What is was “all about,” is a person killed in an accident. The fireman had to know it, and wanted to honor the family of the person who was killed. When he told me I couldn’t take pictures, well, maybe he should have said “shouldn’t.” And, I know some who read this may believe the fireman was wrong – whether legally or not. Some may say, “this is a free country,” and regardless of what happened, we have a right to take pictures in public.
But, I’ll tell you the truth: It was I who was wrong. I should have asked what happened. I should have walked to the firemen and asked, “Is everything okay,” or something like that.
Did I “have to?” No. But, let’s say I wasn’t 53. Subtract 20 years, and I would have handled all this very, very differently. From the start I would have been openly dismissive, probably rude, and possibly confrontational with folks at that scene, who I felt were wrong to infringe upon my rights. But, today, I chose the path of “not my fight,” and, “there must be reason,” and, LITERALLY, “I’ll read about it later if it’s important.”
The fireman was right. In his heart he was right. It’s not that I was wrong, and it’s not about “rights.” It’s about decency. The fireman, I believe, wanted to say more, and felt honor toward the person who had just been killed, respect for the family.
Like I wrote, when I was 33, I would have forced the issue. I would have argued about “rights” and it was “legal” for me to take a picture of a bunch of trucks for my website. Maybe even when I was 43. Or, 52. Or last week.
Truth is, I don’t know.
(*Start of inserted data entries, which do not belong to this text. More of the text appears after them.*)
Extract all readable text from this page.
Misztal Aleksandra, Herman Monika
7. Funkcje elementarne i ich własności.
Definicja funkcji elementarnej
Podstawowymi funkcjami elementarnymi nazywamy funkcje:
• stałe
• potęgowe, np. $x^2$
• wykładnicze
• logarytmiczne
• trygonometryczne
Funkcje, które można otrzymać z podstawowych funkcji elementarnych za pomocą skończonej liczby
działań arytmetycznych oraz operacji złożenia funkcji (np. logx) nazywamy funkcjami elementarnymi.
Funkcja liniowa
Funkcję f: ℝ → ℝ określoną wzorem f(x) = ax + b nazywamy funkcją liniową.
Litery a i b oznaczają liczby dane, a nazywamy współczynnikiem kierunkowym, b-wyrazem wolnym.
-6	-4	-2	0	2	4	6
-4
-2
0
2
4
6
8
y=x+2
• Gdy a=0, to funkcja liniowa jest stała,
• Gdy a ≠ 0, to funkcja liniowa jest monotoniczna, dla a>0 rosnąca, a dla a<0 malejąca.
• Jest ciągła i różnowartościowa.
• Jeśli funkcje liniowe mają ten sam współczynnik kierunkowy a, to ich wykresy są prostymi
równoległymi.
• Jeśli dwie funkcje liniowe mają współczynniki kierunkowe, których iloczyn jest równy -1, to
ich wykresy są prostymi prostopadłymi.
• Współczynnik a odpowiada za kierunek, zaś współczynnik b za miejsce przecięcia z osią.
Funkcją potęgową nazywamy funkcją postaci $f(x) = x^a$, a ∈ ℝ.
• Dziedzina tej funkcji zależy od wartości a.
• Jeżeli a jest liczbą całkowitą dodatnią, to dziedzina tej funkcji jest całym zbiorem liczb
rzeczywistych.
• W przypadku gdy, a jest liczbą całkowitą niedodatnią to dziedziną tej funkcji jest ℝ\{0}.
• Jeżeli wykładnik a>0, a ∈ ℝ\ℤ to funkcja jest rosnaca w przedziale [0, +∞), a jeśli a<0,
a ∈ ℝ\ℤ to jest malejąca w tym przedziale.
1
I’ve spent many a day pulling feet from my mouth. If it happened today it would not be the first time.
There are times to talk, and times to ask before you talk. Today, I’m thankful the honorable fireman at the corner of 10th and Washington kept cool in the heat. Too often people’s tempers flare hotter than the pavement I stood on in front of the Dairy Queen.
“There is a story here,” I thought. But, it was not story for me to tell, but to learn from. Someone lost a family-member or friend today. No pictures I could take, and no words I would write are needed. Even condolences are a barely a whisper above the alarms that someone’s life just sounded.
Blair should be proud of the men and women who hold positions in law enforcement, fire, and rescue here. In other, bigger towns, maybe no one would have noticed – even NOTICED – the loss of someone’s life enough to say, “no pictures.”
I’m ashamed I didn’t ask what was going on first, and I’m thankful for the fireman who felt a sense of honor, duty, and respect for his fallen, yet fellow man.